Output: A decision tree of the type k for the table T.

Construct a tree G consisting of a single node labeled with T.
If no node of the tree G is labeled with a table, then the algorithm ends and returns the tree G.
Choose a node v in G, which is labeled with a subtable $Θ$ of the table T.
If $Θ$ is degenerate, then instead of $Θ$ , we label the node v with 0 if $Θ$ is empty and with the decision attached to each row of $Θ$ if $Θ$ is nonempty.
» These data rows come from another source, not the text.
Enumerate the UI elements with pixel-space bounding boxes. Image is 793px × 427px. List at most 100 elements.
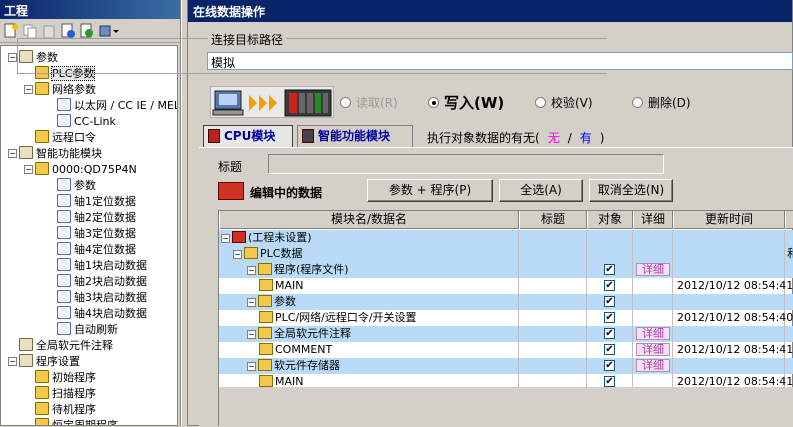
tree-item[interactable]: − 网络参数 xyxy=(24,82,96,98)
tree-item[interactable]: − 智能功能模块 xyxy=(8,146,102,162)
tree-item-label: 扫描程序 xyxy=(52,387,96,400)
project-icon xyxy=(232,231,246,243)
table-row[interactable]: − 全局软元件注释 ✔ 详细 xyxy=(219,326,793,342)
tree-node-icon xyxy=(35,402,49,415)
target-checkbox[interactable]: ✔ xyxy=(604,280,615,291)
tree-item-label: 轴1块启动数据 xyxy=(74,259,147,272)
table-row[interactable]: − PLC数据 和 xyxy=(219,246,793,262)
target-checkbox[interactable]: ✔ xyxy=(604,344,615,355)
read-radio[interactable]: 读取(R) xyxy=(340,94,398,111)
detail-button[interactable]: 详细 xyxy=(636,263,670,276)
tree-node-icon xyxy=(57,274,71,287)
tree-item[interactable]: 恒定周期程序 xyxy=(35,418,118,425)
table-row[interactable]: COMMENT ✔ 详细 2012/10/12 08:54:41 xyxy=(219,342,793,358)
tree-item[interactable]: 轴2定位数据 xyxy=(57,210,136,226)
tree-item[interactable]: 轴4定位数据 xyxy=(57,242,136,258)
tree-item[interactable]: − 程序设置 xyxy=(8,354,80,370)
row-expander-icon[interactable]: − xyxy=(221,234,230,243)
cell-name: MAIN xyxy=(219,278,519,294)
table-row[interactable]: − 参数 ✔ xyxy=(219,294,793,310)
tree-expander-icon[interactable]: − xyxy=(8,357,17,366)
row-expander-icon[interactable]: − xyxy=(247,362,256,371)
col-name[interactable]: 模块名/数据名 xyxy=(219,211,519,229)
tree-item[interactable]: 轴3块启动数据 xyxy=(57,290,147,306)
target-checkbox[interactable]: ✔ xyxy=(604,376,615,387)
cell-detail xyxy=(633,278,673,294)
tree-item[interactable]: 参数 xyxy=(57,178,96,194)
intelligent-module-icon xyxy=(302,129,314,143)
detail-button[interactable]: 详细 xyxy=(636,359,670,372)
row-expander-icon[interactable]: − xyxy=(233,250,242,259)
cell-target: ✔ xyxy=(587,310,633,326)
target-checkbox[interactable]: ✔ xyxy=(604,312,615,323)
tree-item[interactable]: 轴3定位数据 xyxy=(57,226,136,242)
tree-expander-icon[interactable]: − xyxy=(24,85,33,94)
table-row[interactable]: PLC/网络/远程口令/开关设置 ✔ 2012/10/12 08:54:40 xyxy=(219,310,793,326)
tree-item[interactable]: 扫描程序 xyxy=(35,386,96,402)
file-icon xyxy=(259,279,273,291)
plc-write-illustration xyxy=(210,86,334,118)
target-checkbox[interactable]: ✔ xyxy=(604,296,615,307)
verify-radio[interactable]: 校验(V) xyxy=(535,94,593,111)
refresh-icon[interactable] xyxy=(79,23,95,39)
tree-node-icon xyxy=(57,258,71,271)
table-row[interactable]: MAIN ✔ 2012/10/12 08:54:41 xyxy=(219,278,793,294)
detail-button[interactable]: 详细 xyxy=(636,343,670,356)
tab-intelligent-module[interactable]: 智能功能模块 xyxy=(297,125,413,147)
tree-expander-icon[interactable]: − xyxy=(8,53,17,62)
cell-title xyxy=(519,310,587,326)
target-checkbox[interactable]: ✔ xyxy=(604,328,615,339)
tree-item[interactable]: 自动刷新 xyxy=(57,322,118,338)
tree-item[interactable]: 轴2块启动数据 xyxy=(57,274,147,290)
property-icon[interactable] xyxy=(60,23,76,39)
table-row[interactable]: − 程序(程序文件) ✔ 详细 xyxy=(219,262,793,278)
cell-detail: 详细 xyxy=(633,342,673,358)
tree-item[interactable]: 初始程序 xyxy=(35,370,96,386)
col-update-time[interactable]: 更新时间 xyxy=(673,211,785,229)
target-checkbox[interactable]: ✔ xyxy=(604,264,615,275)
table-row[interactable]: − 软元件存储器 ✔ 详细 xyxy=(219,358,793,374)
cell-target xyxy=(587,230,633,246)
write-radio[interactable]: 写入(W) xyxy=(428,92,504,113)
tree-item[interactable]: 轴1块启动数据 xyxy=(57,258,147,274)
paste-icon[interactable] xyxy=(41,23,57,39)
tree-item[interactable]: 待机程序 xyxy=(35,402,96,418)
table-row[interactable]: − (工程未设置) xyxy=(219,230,793,246)
tree-item[interactable]: − 0000:QD75P4N xyxy=(24,162,137,178)
cell-target xyxy=(587,246,633,262)
col-detail[interactable]: 详细 xyxy=(633,211,673,229)
cell-title xyxy=(519,294,587,310)
cell-update-time xyxy=(673,294,785,310)
select-all-button[interactable]: 全选(A) xyxy=(499,179,583,202)
row-expander-icon[interactable]: − xyxy=(247,330,256,339)
tree-item[interactable]: 轴4块启动数据 xyxy=(57,306,147,322)
copy-icon[interactable] xyxy=(22,23,38,39)
tab-cpu-module[interactable]: CPU模块 xyxy=(203,125,293,147)
target-data-info: 执行对象数据的有无(无 / 有) xyxy=(427,131,605,145)
detail-button[interactable]: 详细 xyxy=(636,327,670,340)
col-title[interactable]: 标题 xyxy=(519,211,587,229)
tree-item[interactable]: CC-Link xyxy=(57,114,116,130)
tree-expander-icon[interactable]: − xyxy=(8,149,17,158)
tree-item[interactable]: 全局软元件注释 xyxy=(19,338,113,354)
row-title: MAIN xyxy=(259,278,304,294)
tool-icon[interactable] xyxy=(98,23,119,39)
tree-expander-icon[interactable]: − xyxy=(24,165,33,174)
delete-radio[interactable]: 删除(D) xyxy=(632,94,691,111)
tree-node-icon xyxy=(35,82,49,95)
row-expander-icon[interactable]: − xyxy=(247,266,256,275)
tree-item[interactable]: 轴1定位数据 xyxy=(57,194,136,210)
param-program-button[interactable]: 参数 + 程序(P) xyxy=(367,179,493,202)
row-label: PLC/网络/远程口令/开关设置 xyxy=(275,311,417,324)
tree-item[interactable]: 远程口令 xyxy=(35,130,96,146)
new-data-icon[interactable] xyxy=(3,23,19,39)
row-expander-icon[interactable]: − xyxy=(247,298,256,307)
row-label: PLC数据 xyxy=(260,247,303,260)
target-checkbox[interactable]: ✔ xyxy=(604,360,615,371)
col-target[interactable]: 对象 xyxy=(587,211,633,229)
tree-item[interactable]: 以太网 / CC IE / MEL xyxy=(57,98,177,114)
row-label: 全局软元件注释 xyxy=(274,327,351,340)
param-icon xyxy=(258,295,272,307)
deselect-all-button[interactable]: 取消全选(N) xyxy=(589,179,673,202)
tree-item-label: 待机程序 xyxy=(52,403,96,416)
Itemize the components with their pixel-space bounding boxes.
If $Θ$ is nondegenerate, then depending on k, we choose a query X (either attribute or hypothesis) in the following way:
- (a)
  If $k = 1$ , then we find an attribute X $\in F (T)$ with the minimum impurity $I (X, Θ)$ .
- (b)
  If $k = 2$ , then we find a hypothesis X over T with the minimum impurity $I (X, Θ)$ .
- (c)
  If $k = 3$ , then we find an attribute Y $\in F (T)$ with the minimum impurity $I (Y, Θ)$ and a hypothesis Z over T with the minimum impurity $I (Z, Θ)$ . Between Y and Z, we choose a query X with the minimum impurity $I (X, Θ)$ .
- (d)
  If $k = 4$ , then we find a proper hypothesis X over T with the minimum impurity $I (X, Θ)$ .
- (e)
  If $k = 5$ , then we find an attribute Y $\in F (T)$ with the minimum impurity $I (Y, Θ)$ and a proper hypothesis Z over T with the minimum impurity $I (Z, Θ)$ . Between Y and Z, we choose a query X with the minimum impurity $I (X, Θ)$ .
Instead of $Θ$ , we label the node v with the query X. For each answer $S \in A (X)$ , we add to the tree G a node $v (S)$ and an edge $e (S)$ connecting v and $v (S)$ . We label the node $v (S)$ with the subtable $Θ S$ and label the edge $e (S)$ with the answer S. We then proceed to step 2.